Ironically, 36 years later, he believes it was the wrong decision.

“I was very fortunate to join an organization that had just won four Stanley Cups. They had aging players and I had a very good camp. The Isles gave me a place, but looking back at my development, I don’t think I was mature enough to play in the NHL.

“I probably wasn’t, but I wanted to. I made a good impression and it was a camp where everything seemed to be going well for me.

As so often at camp, Lauer’s happiness made another player unhappy. To make room for him, management had to get rid of a respected veteran in the dressing room.

The decision hour is near for the Bleu-blanc-rouge and one thing is certain he has not failed with three goals and several goals to remember. For all hopefuls who want to pursue a career at a professional level, work and perseverance are the main things.

“Some of the players from that time are in the Hall of Fame. When I won my spot, they relinquished Clark Gillies and the Buffalo Sabers claimed him (pictured below). The guard assigned me to his old locker after practice.
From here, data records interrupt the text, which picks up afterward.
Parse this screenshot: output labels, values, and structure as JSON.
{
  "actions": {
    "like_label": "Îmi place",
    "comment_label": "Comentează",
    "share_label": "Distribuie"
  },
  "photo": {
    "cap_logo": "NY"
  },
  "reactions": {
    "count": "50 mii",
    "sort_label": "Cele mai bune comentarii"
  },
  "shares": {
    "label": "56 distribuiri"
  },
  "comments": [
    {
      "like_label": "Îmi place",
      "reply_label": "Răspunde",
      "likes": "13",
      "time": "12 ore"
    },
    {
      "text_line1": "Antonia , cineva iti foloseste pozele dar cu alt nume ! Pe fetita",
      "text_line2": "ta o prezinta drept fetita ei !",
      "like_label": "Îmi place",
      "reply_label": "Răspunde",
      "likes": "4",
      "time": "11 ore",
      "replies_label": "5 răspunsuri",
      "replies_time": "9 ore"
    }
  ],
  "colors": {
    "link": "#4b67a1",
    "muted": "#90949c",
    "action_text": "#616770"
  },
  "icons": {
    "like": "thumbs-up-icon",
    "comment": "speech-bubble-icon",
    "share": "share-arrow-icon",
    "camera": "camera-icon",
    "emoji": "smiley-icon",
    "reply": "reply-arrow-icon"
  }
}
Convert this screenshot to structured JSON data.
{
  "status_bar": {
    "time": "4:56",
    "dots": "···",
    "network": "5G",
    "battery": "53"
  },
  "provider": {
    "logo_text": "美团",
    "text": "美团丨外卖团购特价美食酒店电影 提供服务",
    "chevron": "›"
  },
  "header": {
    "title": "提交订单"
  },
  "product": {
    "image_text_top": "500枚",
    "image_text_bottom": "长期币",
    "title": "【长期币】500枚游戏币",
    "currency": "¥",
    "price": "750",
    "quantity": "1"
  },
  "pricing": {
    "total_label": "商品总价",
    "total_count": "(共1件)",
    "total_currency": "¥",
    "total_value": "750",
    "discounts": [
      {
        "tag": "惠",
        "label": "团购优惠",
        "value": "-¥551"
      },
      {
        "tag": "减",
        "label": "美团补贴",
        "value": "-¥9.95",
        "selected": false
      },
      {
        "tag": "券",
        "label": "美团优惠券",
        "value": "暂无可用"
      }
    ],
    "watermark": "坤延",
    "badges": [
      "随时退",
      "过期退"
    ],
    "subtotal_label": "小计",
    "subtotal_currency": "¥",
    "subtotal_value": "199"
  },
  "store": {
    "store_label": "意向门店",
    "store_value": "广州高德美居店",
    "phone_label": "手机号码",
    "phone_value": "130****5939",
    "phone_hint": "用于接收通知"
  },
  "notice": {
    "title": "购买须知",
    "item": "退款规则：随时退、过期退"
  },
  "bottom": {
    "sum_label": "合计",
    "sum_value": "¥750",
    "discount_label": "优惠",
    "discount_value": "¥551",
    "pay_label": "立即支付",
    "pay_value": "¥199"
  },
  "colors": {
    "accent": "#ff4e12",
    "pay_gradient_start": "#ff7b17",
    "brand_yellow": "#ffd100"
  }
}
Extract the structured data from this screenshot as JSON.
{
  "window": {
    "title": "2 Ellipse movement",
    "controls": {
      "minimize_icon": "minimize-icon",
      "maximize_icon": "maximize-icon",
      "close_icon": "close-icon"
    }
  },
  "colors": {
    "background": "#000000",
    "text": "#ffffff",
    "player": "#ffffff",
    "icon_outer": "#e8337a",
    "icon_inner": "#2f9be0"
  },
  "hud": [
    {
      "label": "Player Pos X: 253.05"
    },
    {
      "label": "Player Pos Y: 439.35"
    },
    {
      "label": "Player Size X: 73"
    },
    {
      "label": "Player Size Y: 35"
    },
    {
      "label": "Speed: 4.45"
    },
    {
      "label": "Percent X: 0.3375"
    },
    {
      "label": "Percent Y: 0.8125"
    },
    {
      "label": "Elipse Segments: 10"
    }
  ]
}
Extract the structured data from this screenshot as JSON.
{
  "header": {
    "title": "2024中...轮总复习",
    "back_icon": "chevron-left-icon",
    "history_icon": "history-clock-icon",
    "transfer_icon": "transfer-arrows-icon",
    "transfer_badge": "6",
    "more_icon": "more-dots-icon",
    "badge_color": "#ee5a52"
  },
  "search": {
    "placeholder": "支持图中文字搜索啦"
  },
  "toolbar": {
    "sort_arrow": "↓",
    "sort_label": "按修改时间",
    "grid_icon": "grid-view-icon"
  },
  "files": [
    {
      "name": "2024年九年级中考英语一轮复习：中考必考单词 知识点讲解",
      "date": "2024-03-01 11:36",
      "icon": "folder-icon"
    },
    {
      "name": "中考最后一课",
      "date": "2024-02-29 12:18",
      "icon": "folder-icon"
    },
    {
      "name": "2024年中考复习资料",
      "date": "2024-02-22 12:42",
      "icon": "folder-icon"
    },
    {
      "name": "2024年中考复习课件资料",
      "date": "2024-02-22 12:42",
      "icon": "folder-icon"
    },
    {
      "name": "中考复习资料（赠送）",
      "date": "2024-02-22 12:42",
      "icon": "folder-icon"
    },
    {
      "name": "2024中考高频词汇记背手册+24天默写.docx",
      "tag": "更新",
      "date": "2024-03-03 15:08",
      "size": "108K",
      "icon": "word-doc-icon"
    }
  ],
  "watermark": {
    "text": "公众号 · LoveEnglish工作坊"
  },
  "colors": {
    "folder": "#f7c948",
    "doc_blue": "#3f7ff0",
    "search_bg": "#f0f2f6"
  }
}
Credit: JOHN TAYLOR / Le Journal de Montreal

“I was sitting next to Denis Potvin, who was looking at me askance. He said to me, ‘Excuse me young man, I’ve seen the same face in this place for nine years and this is a new face.’

Lauer felt genuine discomfort sitting in Gillies’ old box and asked his trainer to find him somewhere else.

“They finally offered me a booth next to the GM’s (Bill Torrey) office. I couldn’t find her 5

funny… I spent the year there and Mr. Torrey was a big cigar smoker. Smoke kept coming out. It wasn’t like today!”

Mike Bossy: “phenomenal”

Finally, Lauer recalls observing in awe some Islander legends, including the late Mike Bossy.

“His presence… he was a confident person. It’s one of those ones you can’t help but watch, he admits.

Photo credit: Photo Les Archives Journal de Montréal

“The way Mike was doing things and throwing the puck from different angles was phenomenal. He didn’t have the strongest throw, but he was quick and accurate!

One of the last stints in Lauer’s NHL career was with the Ottawa Senators in 1993-94. He was then playing under his current boss, Jets head coach Rick Bowness.

“I have great respect for Rick. He brings energy and passion to the arena every day. I look forward to working for him.”

Darren Pena

Avid beer trailblazer. Friendly student. Tv geek. Coffee junkie. Total writer. Hipster-friendly internet practitioner. Pop culture fanatic.